Analysts’ take: Intel’s capex splurge

Intel’s capex vs. revenues will rise to 19% in 2011, vs. 12% in 2010 and around 13% the past three years, reflecting less reuse at 22nm than 32nm and anticipation of more contributions in noncore markets by 2012, notes Credit Suisse’s Satya Kumar.

Doing some extrapolation and math, Kumar sheds an especially positive light on Intel’s lithography spend — the company previously said it would increase its litho spending to 45% of total capex at 22nm (vs. 35% at 32nm). Assuming a 65% WFE/capex ratio out of the "lion’s share" the company said would encompass that $9B 2010 figure (and 80% of it on 22nm, vs. 20% in 2010), Kumar arrives at a $2.7B litho capex spend, more than twice the $1.25B in 2010. Big winner here: ASML, which gained share from Nikon at this key account for 22nm (65% share, double its 32nm share). He translates that to $1.3B sales for ASML from Intel, up from $400M in 2010, and a possible $500M revenue upside.
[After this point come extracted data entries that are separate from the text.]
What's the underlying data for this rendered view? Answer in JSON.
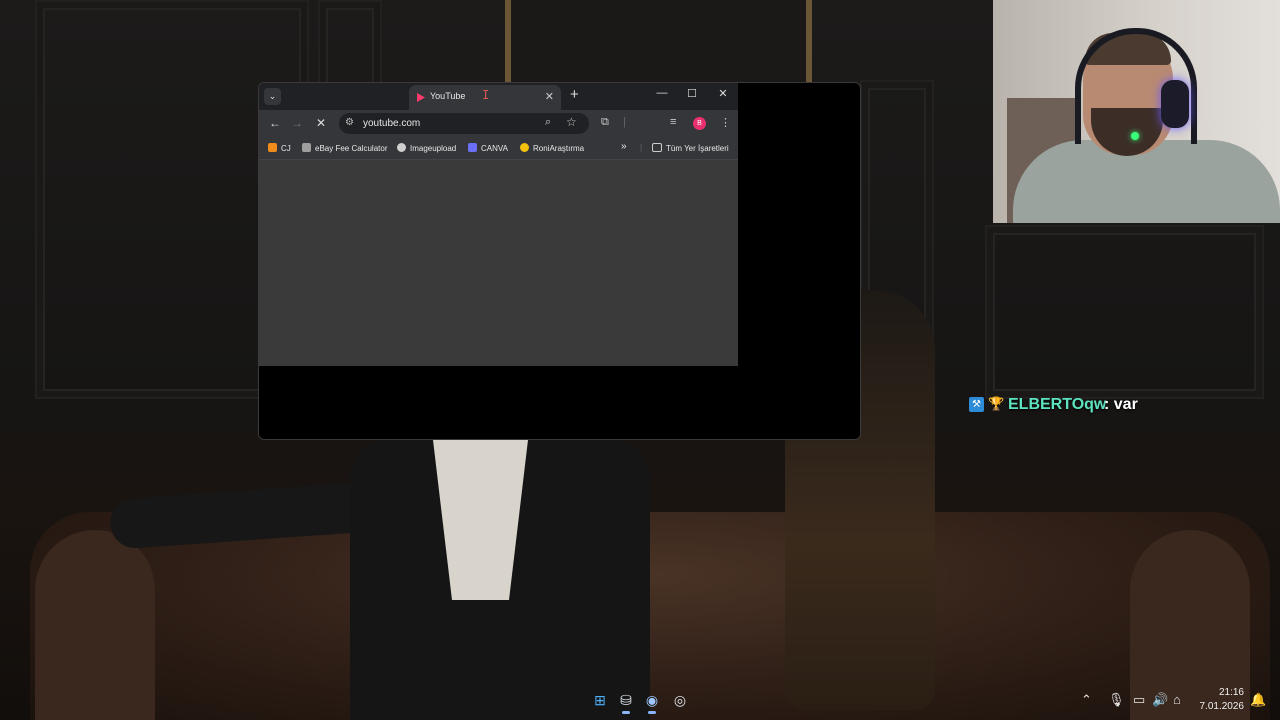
{
  "browser": {
    "tab": {
      "title": "YouTube"
    },
    "toolbar": {
      "url": "youtube.com",
      "profile_initial": "B"
    },
    "bookmarks": [
      {
        "label": "CJ",
        "color": "#f08c1b"
      },
      {
        "label": "eBay Fee Calculator",
        "color": "#9e9e9e"
      },
      {
        "label": "Imageupload",
        "color": "#d0d0d0"
      },
      {
        "label": "CANVA",
        "color": "#6b6ff5"
      },
      {
        "label": "RoniAraştırma",
        "color": "#f4c20d"
      }
    ],
    "all_bookmarks_label": "Tüm Yer İşaretleri"
  },
  "chat": {
    "username": "ELBERTOqw",
    "separator": ":",
    "message": "var"
  },
  "taskbar": {
    "time": "21:16",
    "date": "7.01.2026"
  },
  "colors": {
    "accent": "#8ab4f8",
    "chat_user": "#5ee3c0",
    "tab_favicon": "#ff3b6b"
  }
}
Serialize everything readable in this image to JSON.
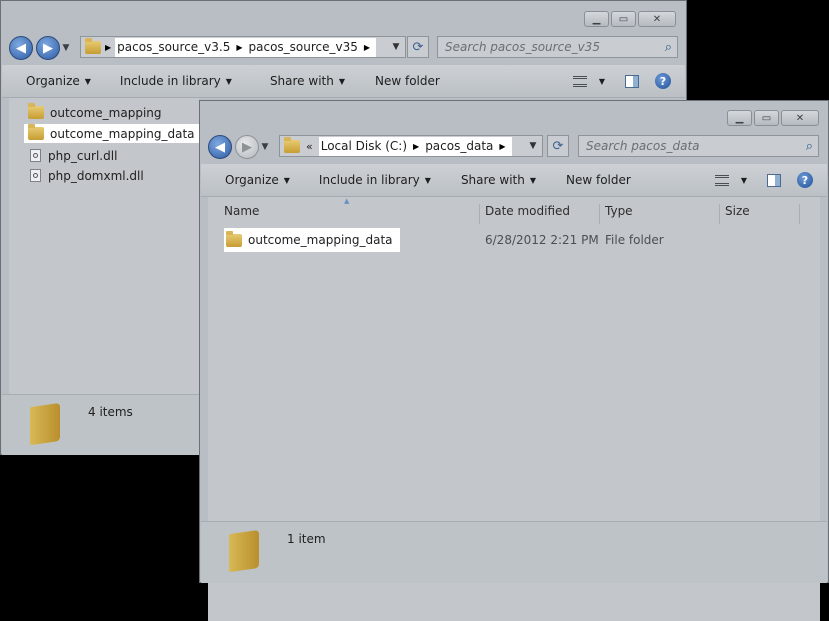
{
  "back_window": {
    "breadcrumbs": [
      "pacos_source_v3.5",
      "pacos_source_v35"
    ],
    "search_placeholder": "Search pacos_source_v35",
    "toolbar": {
      "organize": "Organize",
      "include": "Include in library",
      "share": "Share with",
      "new_folder": "New folder"
    },
    "files": [
      {
        "name": "outcome_mapping",
        "type": "folder",
        "highlighted": false
      },
      {
        "name": "outcome_mapping_data",
        "type": "folder",
        "highlighted": true
      },
      {
        "name": "php_curl.dll",
        "type": "dll",
        "highlighted": false
      },
      {
        "name": "php_domxml.dll",
        "type": "dll",
        "highlighted": false
      }
    ],
    "status": "4 items"
  },
  "front_window": {
    "breadcrumb_prefix": "«",
    "breadcrumbs": [
      "Local Disk (C:)",
      "pacos_data"
    ],
    "search_placeholder": "Search pacos_data",
    "toolbar": {
      "organize": "Organize",
      "include": "Include in library",
      "share": "Share with",
      "new_folder": "New folder"
    },
    "columns": {
      "name": "Name",
      "date": "Date modified",
      "type": "Type",
      "size": "Size"
    },
    "rows": [
      {
        "name": "outcome_mapping_data",
        "date": "6/28/2012 2:21 PM",
        "type": "File folder",
        "size": ""
      }
    ],
    "status": "1 item"
  },
  "icons": {
    "back": "back-arrow-icon",
    "forward": "forward-arrow-icon",
    "refresh": "refresh-icon",
    "search": "search-icon",
    "views": "views-icon",
    "preview_pane": "preview-pane-icon",
    "help": "help-icon"
  },
  "colors": {
    "highlight": "#ffffff",
    "chrome": "#b9bec4",
    "nav_blue": "#2e5da5"
  }
}
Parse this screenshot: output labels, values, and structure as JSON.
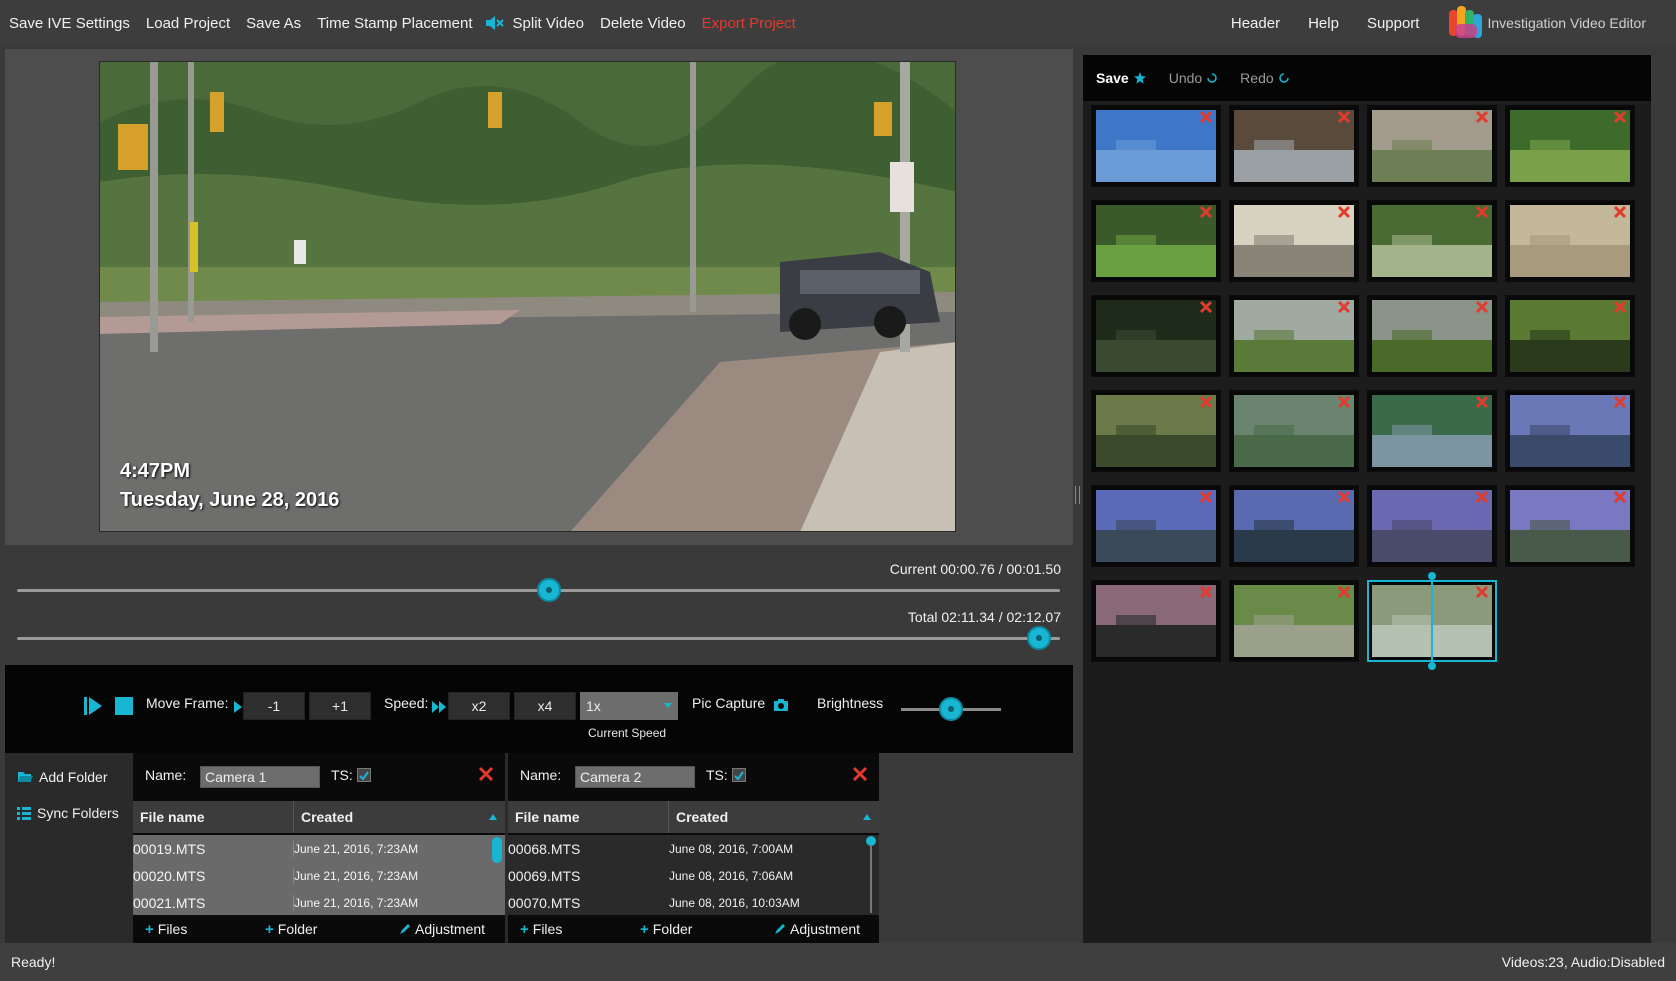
{
  "menu": {
    "items": [
      "Save IVE Settings",
      "Load Project",
      "Save As",
      "Time Stamp Placement"
    ],
    "items2": [
      "Split Video",
      "Delete Video"
    ],
    "export": "Export Project",
    "right_items": [
      "Header",
      "Help",
      "Support"
    ],
    "brand": "Investigation Video Editor"
  },
  "video": {
    "timestamp_time": "4:47PM",
    "timestamp_date": "Tuesday, June 28, 2016"
  },
  "timeline": {
    "current_label": "Current 00:00.76 / 00:01.50",
    "current_fraction": 0.51,
    "total_label": "Total 02:11.34 / 02:12.07",
    "total_fraction": 0.98
  },
  "controls": {
    "move_frame_label": "Move Frame:",
    "frame_back": "-1",
    "frame_forward": "+1",
    "speed_label": "Speed:",
    "speed_x2": "x2",
    "speed_x4": "x4",
    "speed_selected": "1x",
    "speed_caption": "Current Speed",
    "pic_capture": "Pic Capture",
    "brightness_label": "Brightness",
    "brightness_fraction": 0.5
  },
  "folders": {
    "add_folder": "Add Folder",
    "sync_folders": "Sync Folders",
    "panels": [
      {
        "name_label": "Name:",
        "name_value": "Camera 1",
        "ts_label": "TS:",
        "col_file": "File name",
        "col_created": "Created",
        "rows": [
          {
            "file": "00019.MTS",
            "created": "June 21, 2016, 7:23AM"
          },
          {
            "file": "00020.MTS",
            "created": "June 21, 2016, 7:23AM"
          },
          {
            "file": "00021.MTS",
            "created": "June 21, 2016, 7:23AM"
          }
        ],
        "files_btn": "Files",
        "folder_btn": "Folder",
        "adjust_btn": "Adjustment"
      },
      {
        "name_label": "Name:",
        "name_value": "Camera 2",
        "ts_label": "TS:",
        "col_file": "File name",
        "col_created": "Created",
        "rows": [
          {
            "file": "00068.MTS",
            "created": "June 08, 2016, 7:00AM"
          },
          {
            "file": "00069.MTS",
            "created": "June 08, 2016, 7:06AM"
          },
          {
            "file": "00070.MTS",
            "created": "June 08, 2016, 10:03AM"
          }
        ],
        "files_btn": "Files",
        "folder_btn": "Folder",
        "adjust_btn": "Adjustment"
      }
    ]
  },
  "gallery": {
    "save": "Save",
    "undo": "Undo",
    "redo": "Redo",
    "thumb_colors": [
      [
        "#3e77c8",
        "#6a9bd6"
      ],
      [
        "#5a4a3c",
        "#9aa0a4"
      ],
      [
        "#a29a8a",
        "#6f7f55"
      ],
      [
        "#3d6b2c",
        "#7aa04a"
      ],
      [
        "#3a5a2a",
        "#6aa040"
      ],
      [
        "#d8d2c0",
        "#8a8478"
      ],
      [
        "#4a6a34",
        "#a4b48a"
      ],
      [
        "#c4b89a",
        "#a89a7c"
      ],
      [
        "#1e2a1a",
        "#3a4a30"
      ],
      [
        "#a0aaa0",
        "#5a7a3a"
      ],
      [
        "#8a9488",
        "#4a6a2a"
      ],
      [
        "#5a7a34",
        "#2a3a1a"
      ],
      [
        "#6a7a4a",
        "#3a4a2a"
      ],
      [
        "#6a8470",
        "#4a6a4a"
      ],
      [
        "#3a6a4a",
        "#7a94a0"
      ],
      [
        "#6a78b8",
        "#3a4a6a"
      ],
      [
        "#5a6ab8",
        "#3a4a5a"
      ],
      [
        "#5a6ab0",
        "#2a3a4a"
      ],
      [
        "#6a68b0",
        "#4a4a6a"
      ],
      [
        "#7a78c0",
        "#4a5a4a"
      ],
      [
        "#8a6a78",
        "#2a2a2a"
      ],
      [
        "#6a8a4a",
        "#9aa08a"
      ],
      [
        "#8a9a7a",
        "#b4c0b0"
      ]
    ]
  },
  "status": {
    "left": "Ready!",
    "right": "Videos:23, Audio:Disabled"
  }
}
Intel’s assumption of 10% growth in 2011 without much market-driver oomph from "emerging" tablet and smartphone markets, if extended to 2012 as well, leads Kumar to believe more greenfield fabs will be needed by foundries, and soon — given nearly two-year schedules to ramp a greenfield facility from inception to chip output — and increased complexity at 22nm from design to mask levels to yield ramps. GlobalFoundries has barely started staffing its new fab in NY and doesn’t expect pilot production until 2012, and "meaningful volumes" not until 1H13, he notes. That longer time-to-output-capacity for greenfield fabs "could suppress additional
productive capacities coming online in 2011 and 2012," he notes.

A rising capex tide won’t lift every boat. Besides ASML, Kumar sees good news for KLAC, NVLS, CYMI, and AMAT — but not LRCX, which has less exposure at INTC. VSEA should also benefit, though he thinks Intel’s use of implant will be lower at 22nm than at 32nm.